The Royal College of Physicians of Edinburgh (“the College”) has reacted to the publication of a major new report into the retirement intentions of senior hospital doctors in Scotland. The study was conducted by the University of Dundee on behalf of NHS Scotland employers, BMA Scotland and the Academy of Medical Royal Colleges and Faculties in Scotland. It is based on survey results from around 1700 senior hospital doctors in Scotland.

The report found that almost half of doctors 50 years old or over intend to retire before normal pension age. Furthermore, only 22% of all the doctors sampled did not intend to transition into retirement by scaling down work commitments. Key factors driving the desire for earlier retirement include pension issues, burnout and work-related stress.

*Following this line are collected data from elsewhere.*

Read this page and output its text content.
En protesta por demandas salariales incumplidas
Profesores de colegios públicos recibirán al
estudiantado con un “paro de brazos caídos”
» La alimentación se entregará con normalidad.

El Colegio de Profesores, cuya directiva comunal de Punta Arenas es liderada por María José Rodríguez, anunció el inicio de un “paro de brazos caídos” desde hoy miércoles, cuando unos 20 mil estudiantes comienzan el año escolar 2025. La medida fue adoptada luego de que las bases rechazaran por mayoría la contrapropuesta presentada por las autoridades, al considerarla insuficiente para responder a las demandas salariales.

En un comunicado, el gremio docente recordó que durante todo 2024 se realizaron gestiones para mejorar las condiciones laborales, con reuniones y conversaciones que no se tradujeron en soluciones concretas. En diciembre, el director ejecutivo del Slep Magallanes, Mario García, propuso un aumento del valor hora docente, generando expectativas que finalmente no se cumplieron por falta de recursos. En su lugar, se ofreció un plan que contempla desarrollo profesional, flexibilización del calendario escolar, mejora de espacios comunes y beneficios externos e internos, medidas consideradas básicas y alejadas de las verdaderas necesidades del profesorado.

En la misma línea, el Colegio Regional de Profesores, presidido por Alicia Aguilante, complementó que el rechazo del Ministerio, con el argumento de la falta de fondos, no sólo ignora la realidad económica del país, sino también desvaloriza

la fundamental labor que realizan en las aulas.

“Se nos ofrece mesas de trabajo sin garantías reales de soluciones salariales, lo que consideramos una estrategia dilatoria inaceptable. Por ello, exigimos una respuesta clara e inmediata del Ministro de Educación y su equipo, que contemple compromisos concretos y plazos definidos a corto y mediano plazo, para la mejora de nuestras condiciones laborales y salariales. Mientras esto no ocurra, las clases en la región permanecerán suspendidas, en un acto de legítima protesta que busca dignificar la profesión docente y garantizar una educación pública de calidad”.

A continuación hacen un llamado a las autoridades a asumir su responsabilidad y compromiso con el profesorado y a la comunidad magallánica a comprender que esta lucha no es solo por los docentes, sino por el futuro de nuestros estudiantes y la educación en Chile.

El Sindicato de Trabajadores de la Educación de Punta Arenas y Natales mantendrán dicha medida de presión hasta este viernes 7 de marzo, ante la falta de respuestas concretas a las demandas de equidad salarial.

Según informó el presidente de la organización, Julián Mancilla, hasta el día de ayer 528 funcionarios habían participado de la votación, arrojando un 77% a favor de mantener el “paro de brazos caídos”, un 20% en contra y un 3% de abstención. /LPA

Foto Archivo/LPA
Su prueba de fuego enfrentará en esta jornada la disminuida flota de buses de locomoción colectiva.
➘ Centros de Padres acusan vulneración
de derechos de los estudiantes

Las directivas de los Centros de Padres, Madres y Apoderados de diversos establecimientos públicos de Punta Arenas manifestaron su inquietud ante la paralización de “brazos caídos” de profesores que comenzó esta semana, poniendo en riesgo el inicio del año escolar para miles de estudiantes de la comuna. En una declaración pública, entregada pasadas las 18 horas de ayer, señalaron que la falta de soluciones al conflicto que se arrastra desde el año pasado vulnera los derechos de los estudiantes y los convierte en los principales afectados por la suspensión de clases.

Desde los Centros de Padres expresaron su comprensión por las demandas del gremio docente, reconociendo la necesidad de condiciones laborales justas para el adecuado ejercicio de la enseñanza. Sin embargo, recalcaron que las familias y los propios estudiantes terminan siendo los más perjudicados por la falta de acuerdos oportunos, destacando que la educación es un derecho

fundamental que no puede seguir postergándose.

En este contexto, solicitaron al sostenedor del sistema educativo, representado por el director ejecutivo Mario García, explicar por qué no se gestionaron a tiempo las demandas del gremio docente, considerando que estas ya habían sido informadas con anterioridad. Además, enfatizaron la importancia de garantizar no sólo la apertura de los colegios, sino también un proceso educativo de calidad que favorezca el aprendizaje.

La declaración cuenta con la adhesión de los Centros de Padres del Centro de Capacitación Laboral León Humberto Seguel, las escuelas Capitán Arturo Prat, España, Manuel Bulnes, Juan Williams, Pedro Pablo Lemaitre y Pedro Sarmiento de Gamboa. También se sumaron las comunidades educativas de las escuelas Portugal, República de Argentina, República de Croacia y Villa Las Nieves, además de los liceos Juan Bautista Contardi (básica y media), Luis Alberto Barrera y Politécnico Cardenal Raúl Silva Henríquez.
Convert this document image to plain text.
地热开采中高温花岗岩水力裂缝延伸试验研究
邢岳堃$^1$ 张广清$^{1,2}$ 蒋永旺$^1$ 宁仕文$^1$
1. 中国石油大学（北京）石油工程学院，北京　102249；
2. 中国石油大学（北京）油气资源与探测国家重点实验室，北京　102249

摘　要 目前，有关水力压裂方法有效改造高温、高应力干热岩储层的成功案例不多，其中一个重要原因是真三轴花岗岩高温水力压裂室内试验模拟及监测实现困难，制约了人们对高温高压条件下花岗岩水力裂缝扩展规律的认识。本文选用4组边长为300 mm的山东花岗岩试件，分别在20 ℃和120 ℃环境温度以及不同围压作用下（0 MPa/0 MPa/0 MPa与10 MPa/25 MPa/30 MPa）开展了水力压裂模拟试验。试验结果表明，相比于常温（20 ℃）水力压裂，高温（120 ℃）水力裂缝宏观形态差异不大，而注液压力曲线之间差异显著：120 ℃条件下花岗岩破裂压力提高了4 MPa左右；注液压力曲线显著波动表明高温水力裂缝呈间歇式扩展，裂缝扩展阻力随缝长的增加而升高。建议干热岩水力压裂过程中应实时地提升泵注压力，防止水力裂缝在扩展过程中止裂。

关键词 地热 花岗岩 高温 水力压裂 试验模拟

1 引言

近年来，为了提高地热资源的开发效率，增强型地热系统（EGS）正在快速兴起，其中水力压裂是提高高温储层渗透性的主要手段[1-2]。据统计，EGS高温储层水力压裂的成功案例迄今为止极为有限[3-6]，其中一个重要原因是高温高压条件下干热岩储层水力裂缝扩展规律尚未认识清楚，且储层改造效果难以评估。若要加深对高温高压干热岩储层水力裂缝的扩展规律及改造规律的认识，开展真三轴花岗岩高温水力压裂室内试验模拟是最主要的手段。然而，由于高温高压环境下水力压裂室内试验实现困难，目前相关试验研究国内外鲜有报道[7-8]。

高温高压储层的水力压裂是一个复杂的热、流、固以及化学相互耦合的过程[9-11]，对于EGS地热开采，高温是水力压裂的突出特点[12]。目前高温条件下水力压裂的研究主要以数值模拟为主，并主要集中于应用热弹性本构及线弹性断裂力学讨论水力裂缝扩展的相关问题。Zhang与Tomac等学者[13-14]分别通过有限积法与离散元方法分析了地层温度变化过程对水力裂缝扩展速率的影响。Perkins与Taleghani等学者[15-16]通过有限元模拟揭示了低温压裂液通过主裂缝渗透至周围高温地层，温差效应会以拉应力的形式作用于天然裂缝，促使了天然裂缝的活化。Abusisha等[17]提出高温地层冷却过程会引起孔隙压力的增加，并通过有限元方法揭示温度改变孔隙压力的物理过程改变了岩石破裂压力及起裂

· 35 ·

Commenting Professor Andrew Elder, President of the Royal College of Physicians of Edinburgh, said:

This important new study is welcome and in many ways reflects the findings, in relation to retirement intentions, of recent annual physicians’ censuses conducted by the three Royal Colleges of Physicians.

Our College has argued consistently that the Scottish Government must, as a policy priority, significantly increase efforts to retain physicians working in our NHS – in addition to recruiting additional new doctors and boosting medical school places- and this report is yet more evidence of how important and urgent this is and will be going forward. Comprehensive workforce planning that prioritises staff retention at all levels is absolutely vital.

All age groups within the medical workforce are important – doctors over fifty years of age have much experience and technical, clinical, teaching and leadership skills that should not be lost prematurely. Their morale impacts on those under this age – as such, improving their situation will also support those in more “junior” stages of their careers. 

We would urge the new Cabinet Secretary for Health to consider this report carefully and work with stakeholders, including the Medical Royal Colleges, to address the issues raised within it and introduce new, more flexible working conditions while offering better support for physicians. Failure to improve the retention of senior hospital doctors will have an inevitable impact on patient care and service provision and we must avoid the situation deteriorating.